Por: Diego Calderón

 

¿Qué leer? Lo primero que hay que destacar de esta pregunta es que lleva implícita una respuesta: queremos leer. Y éste será nuestro punto de partida para considerar nuestras opciones, que regularmente comienzan por los dos grandes rubros: narrativa o ensayo.

Aunque ya sabemos que lo que deseamos es leer, ¿por qué queremos hacerlo? Es decir, el gusto o placer que nos produce ¿en qué radica?, ¿en deslizar con suavidad la vista sobre el papel o la pantalla descubriendo de poco en poco el éxtasis en la pluma del autor?, ¿en sentir en nuestros dedos el roce del papel y gozar con nuestro olfato el tolueno y la vanilina? O pensemos de forma profunda ¿será acaso la bastedad de conocimiento que adquirimos, o la intensidad de las emociones que en sus páginas vivimos? Sea cual sea la respuesta hay que ser críticos y francos en un punto determinado, y es que no cualquier libro nos produce tal satisfacción que se ofrece a muchos pero se disfruta por pocos.

Existiendo millones de libros distintos en el mundo, lo que hacemos al seleccionar un título es introducir la mano en una caja oscura con expectativas de encontrar algo que nos marque, que nos apasione o que satisfaga esa necesidad de lector que nos aprieta el pecho y en ocasiones el presupuesto. Como reza aquel refrán “más vale viejo conocido”, apostamos por los autores que han alcanzado cubrir dicha necesidad, y eso si tenemos alguno, que en su ausencia, es apostar tiempo, y el tiempo es vida. Entonces ¿qué leer? ¿cómo saber qué decisión tomar?

Virginia Woolf, escritora inglesa del siglo XX, redactó para una conferencia del 30 de enero de 1926 a las alumnas del colegio privado de Hayes Court un texto que luego habría de titularse ¿Cómo debería leerse un libro? Lo primero que nos dice es “Si yo supiera la respuesta, sólo sería válida para mi”,  y bajo esa impresión continua hablando, no únicamente para responder cómo debería leerse un libro, sino qué libro leer, como una especie de recomendación de lectura y cito: “En realidad, el único consejo que puede dar una persona a otra es que no acepte consejos, que siga sus propios instintos, que use su propia razón, que saque sus propias conclusiones”. Para colocar la guinda al pastel expone “Al fin y al cabo, ¿qué leyes pueden dictarse sobre los libros? (…) ¿acaso es Hamlet una obra mejor que El Rey Lear? Nadie lo sabe.”

Fulminando de esta forma, con relatividad, cualquier intento personal de tratar establecer un libro que, dígase, pueda recomendar como “el mejor del año” o algo parecido.
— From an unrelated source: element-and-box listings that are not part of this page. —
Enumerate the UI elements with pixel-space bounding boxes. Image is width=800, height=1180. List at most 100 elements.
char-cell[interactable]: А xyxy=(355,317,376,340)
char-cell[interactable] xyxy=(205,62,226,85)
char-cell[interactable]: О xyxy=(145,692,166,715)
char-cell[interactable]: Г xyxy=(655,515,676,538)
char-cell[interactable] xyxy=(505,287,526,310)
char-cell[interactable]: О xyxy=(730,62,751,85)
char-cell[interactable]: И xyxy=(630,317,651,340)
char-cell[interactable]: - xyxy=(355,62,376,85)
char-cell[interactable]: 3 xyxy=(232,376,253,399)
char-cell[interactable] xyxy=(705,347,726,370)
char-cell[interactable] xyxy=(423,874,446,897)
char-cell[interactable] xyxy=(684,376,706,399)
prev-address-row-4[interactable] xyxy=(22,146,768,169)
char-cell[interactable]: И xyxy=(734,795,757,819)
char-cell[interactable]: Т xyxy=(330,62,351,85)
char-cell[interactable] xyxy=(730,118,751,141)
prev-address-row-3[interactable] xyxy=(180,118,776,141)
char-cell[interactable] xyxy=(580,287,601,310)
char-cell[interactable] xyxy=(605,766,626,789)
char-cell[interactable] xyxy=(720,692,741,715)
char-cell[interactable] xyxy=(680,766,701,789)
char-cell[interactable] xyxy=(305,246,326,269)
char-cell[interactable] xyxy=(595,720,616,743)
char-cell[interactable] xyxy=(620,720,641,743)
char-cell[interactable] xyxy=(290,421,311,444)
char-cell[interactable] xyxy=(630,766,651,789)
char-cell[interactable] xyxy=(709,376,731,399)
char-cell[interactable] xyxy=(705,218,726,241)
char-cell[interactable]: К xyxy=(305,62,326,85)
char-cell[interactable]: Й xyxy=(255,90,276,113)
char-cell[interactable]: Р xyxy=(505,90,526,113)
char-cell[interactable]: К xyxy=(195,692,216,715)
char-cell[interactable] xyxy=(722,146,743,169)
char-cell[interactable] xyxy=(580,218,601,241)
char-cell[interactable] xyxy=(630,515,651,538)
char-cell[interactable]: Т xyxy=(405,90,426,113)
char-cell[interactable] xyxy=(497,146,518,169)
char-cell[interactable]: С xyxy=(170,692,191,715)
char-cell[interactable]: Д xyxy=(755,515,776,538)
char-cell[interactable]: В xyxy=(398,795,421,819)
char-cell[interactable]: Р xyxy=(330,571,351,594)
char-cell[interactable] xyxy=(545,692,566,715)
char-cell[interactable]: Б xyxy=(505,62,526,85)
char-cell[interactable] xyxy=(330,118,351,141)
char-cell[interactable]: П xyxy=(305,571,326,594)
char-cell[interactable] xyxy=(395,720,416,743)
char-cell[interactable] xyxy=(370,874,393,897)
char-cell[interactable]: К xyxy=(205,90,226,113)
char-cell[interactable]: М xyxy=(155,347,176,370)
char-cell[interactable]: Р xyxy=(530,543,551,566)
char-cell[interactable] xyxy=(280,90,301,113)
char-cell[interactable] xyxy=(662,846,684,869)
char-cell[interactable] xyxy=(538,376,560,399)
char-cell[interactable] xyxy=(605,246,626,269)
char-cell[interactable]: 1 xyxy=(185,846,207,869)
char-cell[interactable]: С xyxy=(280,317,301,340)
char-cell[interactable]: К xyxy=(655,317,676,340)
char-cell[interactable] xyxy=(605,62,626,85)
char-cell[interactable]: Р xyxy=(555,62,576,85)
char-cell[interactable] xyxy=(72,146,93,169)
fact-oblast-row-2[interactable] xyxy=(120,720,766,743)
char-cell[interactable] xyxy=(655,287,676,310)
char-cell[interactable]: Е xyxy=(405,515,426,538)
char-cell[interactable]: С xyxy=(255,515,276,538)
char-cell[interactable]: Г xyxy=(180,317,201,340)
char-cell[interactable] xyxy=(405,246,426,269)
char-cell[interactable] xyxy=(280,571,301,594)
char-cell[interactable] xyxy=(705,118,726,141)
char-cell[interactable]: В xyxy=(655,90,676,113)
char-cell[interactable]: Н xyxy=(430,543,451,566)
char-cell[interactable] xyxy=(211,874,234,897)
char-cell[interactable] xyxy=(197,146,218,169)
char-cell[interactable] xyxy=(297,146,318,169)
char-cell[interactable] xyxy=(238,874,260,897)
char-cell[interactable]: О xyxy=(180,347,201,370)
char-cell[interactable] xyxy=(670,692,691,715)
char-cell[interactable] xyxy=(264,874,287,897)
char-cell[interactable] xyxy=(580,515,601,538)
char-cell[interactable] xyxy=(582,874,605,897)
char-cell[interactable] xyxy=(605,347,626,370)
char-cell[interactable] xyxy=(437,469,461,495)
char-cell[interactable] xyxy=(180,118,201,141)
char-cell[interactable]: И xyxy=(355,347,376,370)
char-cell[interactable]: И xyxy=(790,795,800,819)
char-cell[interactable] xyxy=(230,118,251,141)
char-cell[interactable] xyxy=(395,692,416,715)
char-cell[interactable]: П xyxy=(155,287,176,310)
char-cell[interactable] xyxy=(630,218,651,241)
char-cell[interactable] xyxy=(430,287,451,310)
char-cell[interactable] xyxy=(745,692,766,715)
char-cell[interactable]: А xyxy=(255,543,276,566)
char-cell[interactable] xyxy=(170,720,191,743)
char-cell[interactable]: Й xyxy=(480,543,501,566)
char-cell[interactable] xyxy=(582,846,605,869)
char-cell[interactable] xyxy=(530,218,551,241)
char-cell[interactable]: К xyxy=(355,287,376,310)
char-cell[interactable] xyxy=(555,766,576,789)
Si resulta entonces relativo el gusto de la lectura, la respuesta es más evidente de lo que deja ver Virginia Woolf en su texto tan franco y directo, ya que básicamente nosotros mismos somos la esencia de nuestras lecturas, somos lo que leemos, tenemos la tendencia a escoger temas que nos hagan sentir algo, que nos hagan vibrar o pensar y nos parezcan atractivos.

Los libros que elegimos responden a nuestros impulsos más primitivos porque se sujetan a las emociones y memorias que tenemos. Sören Kierkegaard, filósofo alemán, propone en su ensayo In Vino Veritas, la memoria como la cualidad o elemento más hermoso e importante de la propia existencia del humano, pues ahí está nuestra naturaleza, lo que nos compone en razón y emoción e impulsa el acto propio de cada quien. Es natural elegir un libro por su portada, lo es decidir otro por su título, porque cada factor hará reaccionar el instinto propio de nuestra naturaleza, y cuando veamos nuestra librera con otros ojos, vamos a observar un retrato nuestro, compuesto de letras, de temas, imágenes, colores y tamaños que describen quiénes somos y definen cómo pensamos, nuestros gustos y disgustos, nuestra naturaleza.

Es que, en resumen para saber qué leer, primero debemos saber quiénes somos. No hay lectura si primero no existe quien quiera leer, somos el componente más importante en la fórmula para saber qué leer.